BioTechniques Molecular Biology Techniques Forums

[yongyuandedj]

Hi all,
recently im trying to purify ferritin from E.coli lysate. But after anion exchange (QHP column) with 0.15M NaCl gradient, the recovery is only about 10-50%. And after size exclusion chrom its even worse. I wonder what is the general recovery for anion exchange & size exclusion. Is this normal?

[mdfenko]

the yield will depend on a number of factors including flow rate, gradient, pH, temperature, stability of protein, buffer composition, etc.

[yongyuandedj]

the yield will depend on a number of factors including flow rate, gradient, pH, temperature, stability of protein, buffer composition, etc.

Hi Thanks for your help. Theoretically ferritin is quite stable. And i changed from DEAE-column to QHP due to the limited labware. Does it mean i need to build teh gradient more slowly now coz its a strong anion exchange column? Besides, does the desalting of the cell lysis improve the recovery? If all the parameters you mentioned are optimized, can the recovery be close to 100%? Thank you very much.

[mdfenko]

first, strong and weak ion exchanger does not refer to the strength of binding. it refers to the pH range in which it will retain its anionic or cationic properties (strong has a broader range).

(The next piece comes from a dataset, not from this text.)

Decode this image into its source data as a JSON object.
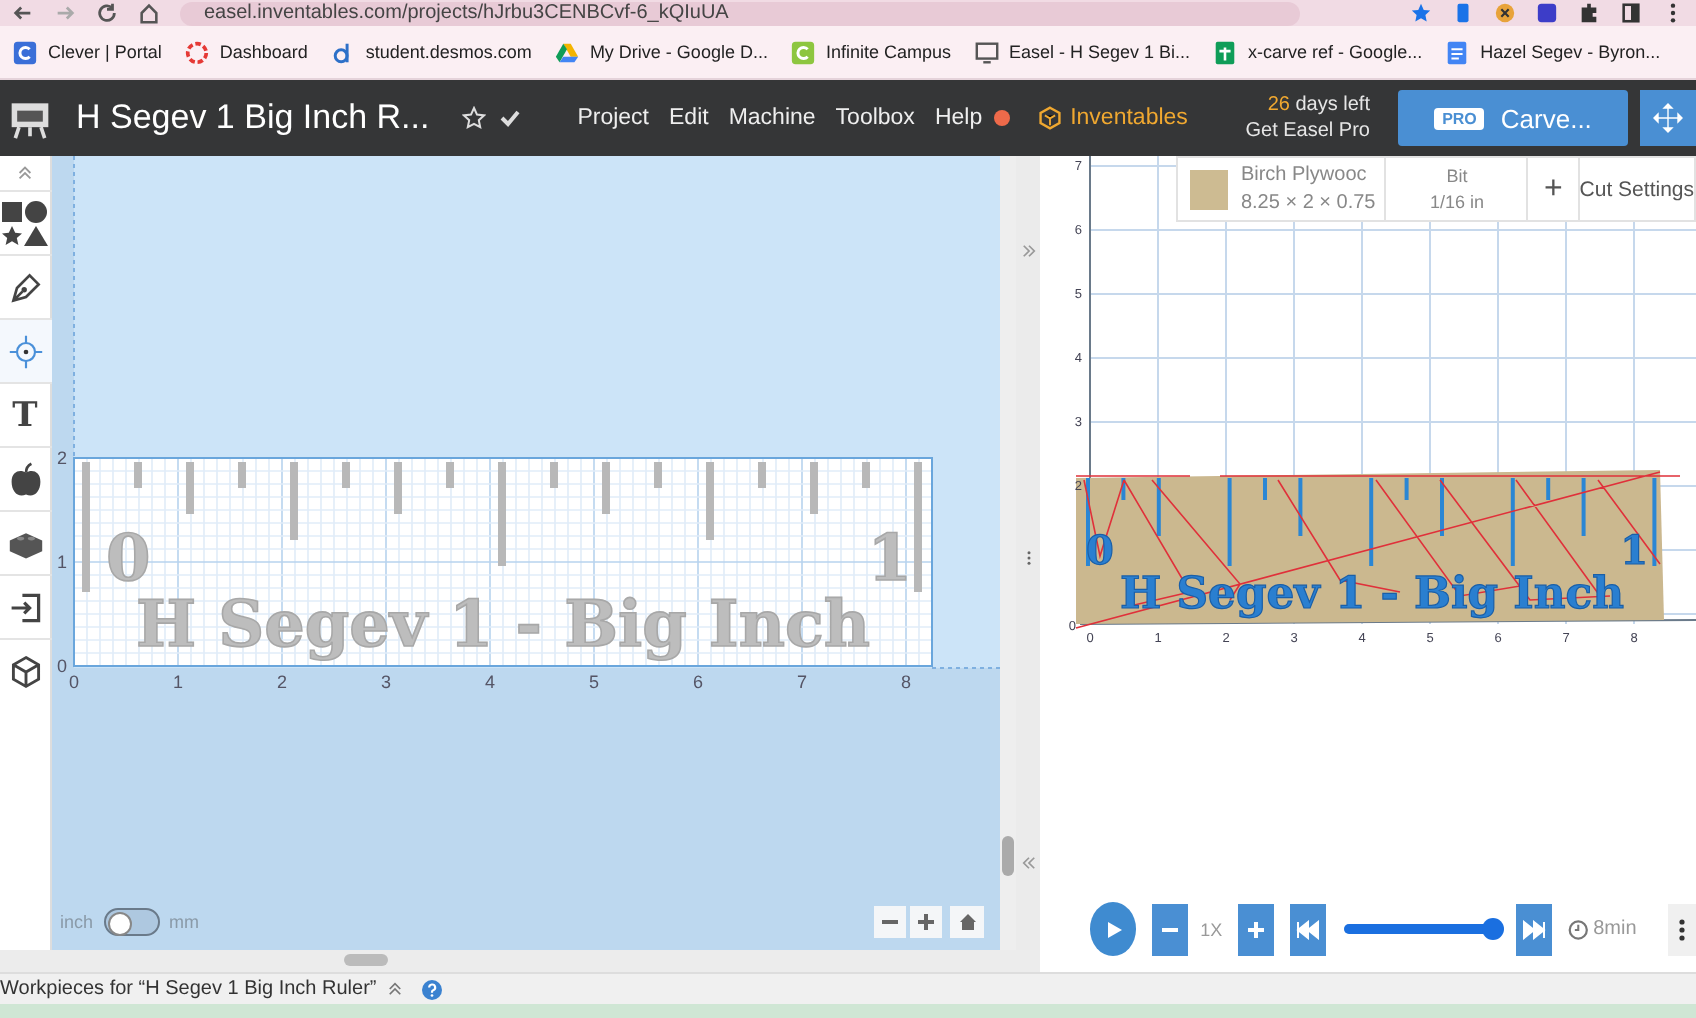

that being said (written?), slowing the flow will allow the protein peak to be taller (more concentrated) and the peak volume may be lower.

reducing the salt concentration of the sample prior to loading should improve protein binding.

as you improve conditions your yield should improve but keep in mind that determining the yield depends on how accurately you determine the starting amount.

[ANLA]

I agree, accurately determining how much target protein you have in the coli lysate will give the accuracy of the %recovery. Such a determination may simply be impossible.
And I agree again about that you will also have to check binding efficiency, i.e. how much of the target protein that remain unbound in the cloumn flow-through.

Also, do you mean that you used only 0.15 M NaCl for the elution? Does that give a slowly eluting ferritin peak? You could try a second elution with 0.5 M or 1 M NaCl to see if some ferritin remains bound at the 0.15 M NaCl.

When elution takes place, the concentration of desorbed ferritin may be so high in the elution zone that the solubility, under the conditions used, is exceeded. Then the precipitate (which may be irreversible) may stick in the column, including inside the pores of the resin beads.

[leekaming]

Hi all,
But after anion exchange (QHP column) with 0.15M NaCl gradient, the recovery is only about 10-50%.

I think you need to first find out where the remaining protein go. In flowthrough? aggregate inside column? in insoluble fraction? degraded?

[Uofc]

Yes, the yield of my protein did reduce more than 50% after size exclusion preceded by anion exchange. I normally do desalting of the protein which improves binding.